Councillor told his plan to ship wild boars to uninhabited Hong Kong islands won’t work ‘because they can swim’
- Former legislator Wong Kwok-hing floats idea at Eastern District Council meeting
- But proposal gets lukewarm response from the government and conservationists

Captured wild boars should be sent to uninhabited islands to stop them from causing a nuisance or attacking residents, according to a former legislator.
Raising the idea at the Eastern District Council on Tuesday, Wong Kwok-hing of the Federation of Trade Unions also argued that creating boar habitats would be better than other politicians’ proposals such as setting up hunting teams, introducing natural predators, or euthanising a large number of healthy and non-aggressive boars.
However, Wong’s proposal drew a lukewarm response from activists and the government, with an official arguing wild boars could swim and sending them to islands would not solve the problem.

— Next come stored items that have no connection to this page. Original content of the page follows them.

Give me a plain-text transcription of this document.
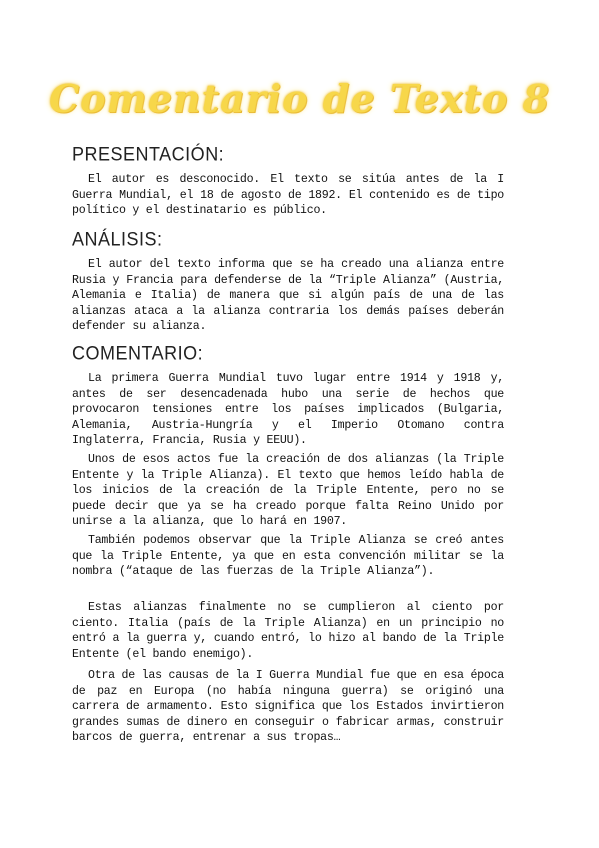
Comentario de Texto 8
PRESENTACIÓN:

El autor es desconocido. El texto se sitúa antes de la I Guerra Mundial, el 18 de agosto de 1892. El contenido es de tipo político y el destinatario es público.

ANÁLISIS:

El autor del texto informa que se ha creado una alianza entre Rusia y Francia para defenderse de la “Triple Alianza” (Austria, Alemania e Italia) de manera que si algún país de una de las alianzas ataca a la alianza contraria los demás países deberán defender su alianza.

COMENTARIO:

La primera Guerra Mundial tuvo lugar entre 1914 y 1918 y, antes de ser desencadenada hubo una serie de hechos que provocaron tensiones entre los países implicados (Bulgaria, Alemania, Austria-Hungría y el Imperio Otomano contra Inglaterra, Francia, Rusia y EEUU).

Unos de esos actos fue la creación de dos alianzas (la Triple Entente y la Triple Alianza). El texto que hemos leído habla de los inicios de la creación de la Triple Entente, pero no se puede decir que ya se ha creado porque falta Reino Unido por unirse a la alianza, que lo hará en 1907.

También podemos observar que la Triple Alianza se creó antes que la Triple Entente, ya que en esta convención militar se la nombra (“ataque de las fuerzas de la Triple Alianza”).

Estas alianzas finalmente no se cumplieron al ciento por ciento. Italia (país de la Triple Alianza) en un principio no entró a la guerra y, cuando entró, lo hizo al bando de la Triple Entente (el bando enemigo).

Otra de las causas de la I Guerra Mundial fue que en esa época de paz en Europa (no había ninguna guerra) se originó una carrera de armamento. Esto significa que los Estados invirtieron grandes sumas de dinero en conseguir o fabricar armas, construir barcos de guerra, entrenar a sus tropas…
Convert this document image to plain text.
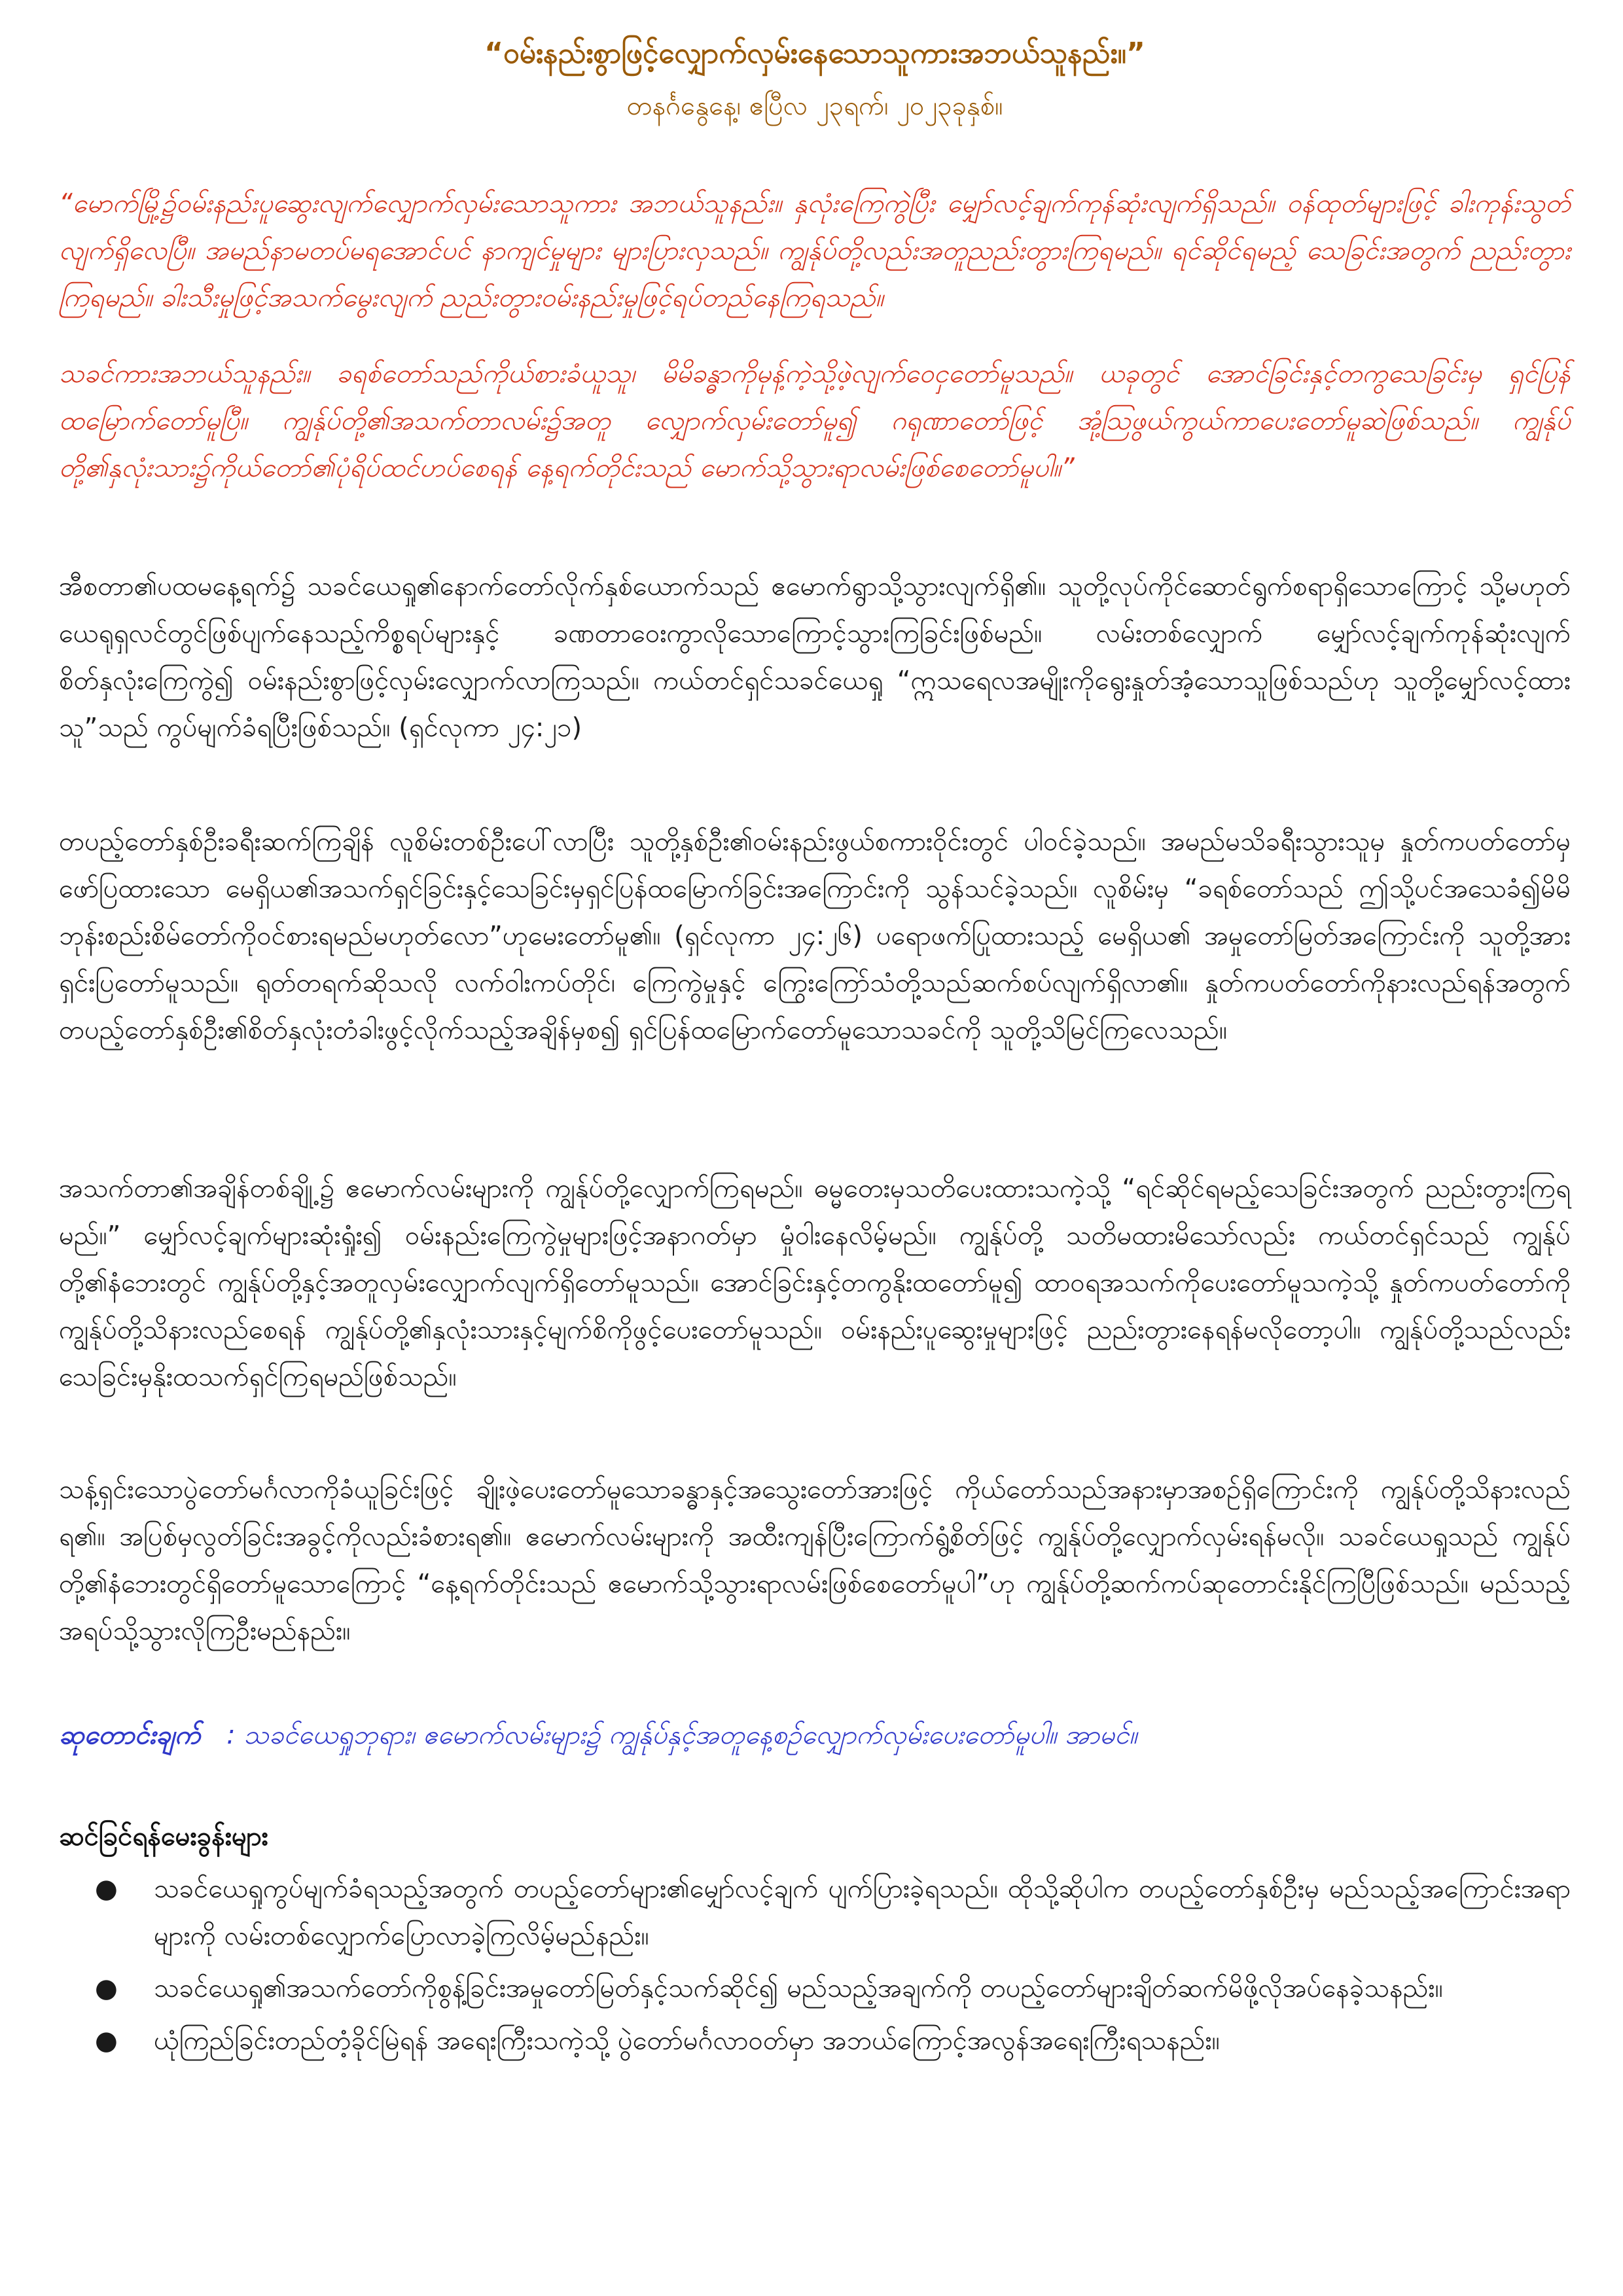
“ဝမ်းနည်းစွာဖြင့်လျှောက်လှမ်းနေသောသူကားအဘယ်သူနည်း။”
တနင်္ဂနွေနေ့၊ ဧပြီလ ၂၃ရက်၊ ၂၀၂၃ခုနှစ်။

“မောက်မြို့၌ဝမ်းနည်းပူဆွေးလျက်လျှောက်လှမ်းသောသူကား အဘယ်သူနည်း။ နှလုံးကြေကွဲပြီး မျှော်လင့်ချက်ကုန်ဆုံးလျက်ရှိသည်။ ဝန်ထုတ်များဖြင့် ခါးကုန်းသွတ်လျက်ရှိလေပြီ။ အမည်နာမတပ်မရအောင်ပင် နာကျင်မှုများ များပြားလှသည်။ ကျွန်ုပ်တို့လည်းအတူညည်းတွားကြရမည်။ ရင်ဆိုင်ရမည့် သေခြင်းအတွက် ညည်းတွားကြရမည်။ ခါးသီးမှုဖြင့်အသက်မွေးလျက် ညည်းတွားဝမ်းနည်းမှုဖြင့်ရပ်တည်နေကြရသည်။

သခင်ကားအဘယ်သူနည်း။ ခရစ်တော်သည်ကိုယ်စားခံယူသူ၊ မိမိခန္ဓာကိုမုန့်ကဲ့သို့ဖဲ့လျက်ဝေငှတော်မူသည်။ ယခုတွင် အောင်ခြင်းနှင့်တကွသေခြင်းမှ ရှင်ပြန်ထမြောက်တော်မူပြီ။ ကျွန်ုပ်တို့၏အသက်တာလမ်း၌အတူ လျှောက်လှမ်းတော်မူ၍ ဂရုဏာတော်ဖြင့် အုံ့သြဖွယ်ကွယ်ကာပေးတော်မူဆဲဖြစ်သည်။ ကျွန်ုပ်တို့၏နှလုံးသား၌ကိုယ်တော်၏ပုံရိပ်ထင်ဟပ်စေရန် နေ့ရက်တိုင်းသည် မောက်သို့သွားရာလမ်းဖြစ်စေတော်မူပါ။”

အီစတာ၏ပထမနေ့ရက်၌ သခင်ယေရှု၏နောက်တော်လိုက်နှစ်ယောက်သည် ဧမောက်ရွာသို့သွားလျက်ရှိ၏။ သူတို့လုပ်ကိုင်ဆောင်ရွက်စရာရှိသောကြောင့် သို့မဟုတ် ယေရုရှလင်တွင်ဖြစ်ပျက်နေသည့်ကိစ္စရပ်များနှင့် ခဏတာဝေးကွာလိုသောကြောင့်သွားကြခြင်းဖြစ်မည်။ လမ်းတစ်လျှောက် မျှော်လင့်ချက်ကုန်ဆုံးလျက် စိတ်နှလုံးကြေကွဲ၍ ဝမ်းနည်းစွာဖြင့်လှမ်းလျှောက်လာကြသည်။ ကယ်တင်ရှင်သခင်ယေရှု “ဣသရေလအမျိုးကိုရွေးနှုတ်အံ့သောသူဖြစ်သည်ဟု သူတို့မျှော်လင့်ထားသူ”သည် ကွပ်မျက်ခံရပြီးဖြစ်သည်။ (ရှင်လုကာ ၂၄:၂၁)

တပည့်တော်နှစ်ဦးခရီးဆက်ကြချိန် လူစိမ်းတစ်ဦးပေါ်လာပြီး သူတို့နှစ်ဦး၏ဝမ်းနည်းဖွယ်စကားဝိုင်းတွင် ပါဝင်ခဲ့သည်။ အမည်မသိခရီးသွားသူမှ နှုတ်ကပတ်တော်မှဖော်ပြထားသော မေရှိယ၏အသက်ရှင်ခြင်းနှင့်သေခြင်းမှရှင်ပြန်ထမြောက်ခြင်းအကြောင်းကို သွန်သင်ခဲ့သည်။ လူစိမ်းမှ “ခရစ်တော်သည် ဤသို့ပင်အသေခံ၍မိမိဘုန်းစည်းစိမ်တော်ကိုဝင်စားရမည်မဟုတ်လော”ဟုမေးတော်မူ၏။ (ရှင်လုကာ ၂၄:၂၆) ပရောဖက်ပြုထားသည့် မေရှိယ၏ အမှုတော်မြတ်အကြောင်းကို သူတို့အားရှင်းပြတော်မူသည်။ ရုတ်တရက်ဆိုသလို လက်ဝါးကပ်တိုင်၊ ကြေကွဲမှုနှင့် ကြွေးကြော်သံတို့သည်ဆက်စပ်လျက်ရှိလာ၏။ နှုတ်ကပတ်တော်ကိုနားလည်ရန်အတွက် တပည့်တော်နှစ်ဦး၏စိတ်နှလုံးတံခါးဖွင့်လိုက်သည့်အချိန်မှစ၍ ရှင်ပြန်ထမြောက်တော်မူသောသခင်ကို သူတို့သိမြင်ကြလေသည်။

အသက်တာ၏အချိန်တစ်ချို့၌ ဧမောက်လမ်းများကို ကျွန်ုပ်တို့လျှောက်ကြရမည်။ ဓမ္မတေးမှသတိပေးထားသကဲ့သို့ “ရင်ဆိုင်ရမည့်သေခြင်းအတွက် ညည်းတွားကြရမည်။” မျှော်လင့်ချက်များဆုံးရှုံး၍ ဝမ်းနည်းကြေကွဲမှုများဖြင့်အနာဂတ်မှာ မှုံဝါးနေလိမ့်မည်။ ကျွန်ုပ်တို့ သတိမထားမိသော်လည်း ကယ်တင်ရှင်သည် ကျွန်ုပ်တို့၏နံဘေးတွင် ကျွန်ုပ်တို့နှင့်အတူလှမ်းလျှောက်လျက်ရှိတော်မူသည်။ အောင်ခြင်းနှင့်တကွနိုးထတော်မူ၍ ထာဝရအသက်ကိုပေးတော်မူသကဲ့သို့ နှုတ်ကပတ်တော်ကို ကျွန်ုပ်တို့သိနားလည်စေရန် ကျွန်ုပ်တို့၏နှလုံးသားနှင့်မျက်စိကိုဖွင့်ပေးတော်မူသည်။ ဝမ်းနည်းပူဆွေးမှုများဖြင့် ညည်းတွားနေရန်မလိုတော့ပါ။ ကျွန်ုပ်တို့သည်လည်း သေခြင်းမှနိုးထသက်ရှင်ကြရမည်ဖြစ်သည်။

သန့်ရှင်းသောပွဲတော်မင်္ဂလာကိုခံယူခြင်းဖြင့် ချိုးဖဲ့ပေးတော်မူသောခန္ဓာနှင့်အသွေးတော်အားဖြင့် ကိုယ်တော်သည်အနားမှာအစဉ်ရှိကြောင်းကို ကျွန်ုပ်တို့သိနားလည်ရ၏။ အပြစ်မှလွတ်ခြင်းအခွင့်ကိုလည်းခံစားရ၏။ ဧမောက်လမ်းများကို အထီးကျန်ပြီးကြောက်ရွံ့စိတ်ဖြင့် ကျွန်ုပ်တို့လျှောက်လှမ်းရန်မလို။ သခင်ယေရှုသည် ကျွန်ုပ်တို့၏နံဘေးတွင်ရှိတော်မူသောကြောင့် “နေ့ရက်တိုင်းသည် ဧမောက်သို့သွားရာလမ်းဖြစ်စေတော်မူပါ”ဟု ကျွန်ုပ်တို့ဆက်ကပ်ဆုတောင်းနိုင်ကြပြီဖြစ်သည်။ မည်သည့်အရပ်သို့သွားလိုကြဦးမည်နည်း။

ဆုတောင်းချက် : သခင်ယေရှုဘုရား၊ ဧမောက်လမ်းများ၌ ကျွန်ုပ်နှင့်အတူနေ့စဉ်လျှောက်လှမ်းပေးတော်မူပါ။ အာမင်။
ဆင်ခြင်ရန်မေးခွန်းများ
● သခင်ယေရှုကွပ်မျက်ခံရသည့်အတွက် တပည့်တော်များ၏မျှော်လင့်ချက် ပျက်ပြားခဲ့ရသည်။ ထိုသို့ဆိုပါက တပည့်တော်နှစ်ဦးမှ မည်သည့်အကြောင်းအရာများကို လမ်းတစ်လျှောက်ပြောလာခဲ့ကြလိမ့်မည်နည်း။
● သခင်ယေရှု၏အသက်တော်ကိုစွန့်ခြင်းအမှုတော်မြတ်နှင့်သက်ဆိုင်၍ မည်သည့်အချက်ကို တပည့်တော်များချိတ်ဆက်မိဖို့လိုအပ်နေခဲ့သနည်း။
● ယုံကြည်ခြင်းတည်တံ့ခိုင်မြဲရန် အရေးကြီးသကဲ့သို့ ပွဲတော်မင်္ဂလာဝတ်မှာ အဘယ်ကြောင့်အလွန်အရေးကြီးရသနည်း။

“If there’s not enough food on those islands, boars would escape and swim to the nearest land mass,” said Cheung Ka-shing, a senior wetland and fauna conservation officer from the Agriculture, Fisheries and Conservation Department.
The number of wild boars caught in Hong Kong reached a five-year high last year. Between January and October 2018, there were 679 sightings or nuisance reports of wild boars, and 129 were captured. Five people were injured in that period by wild boars.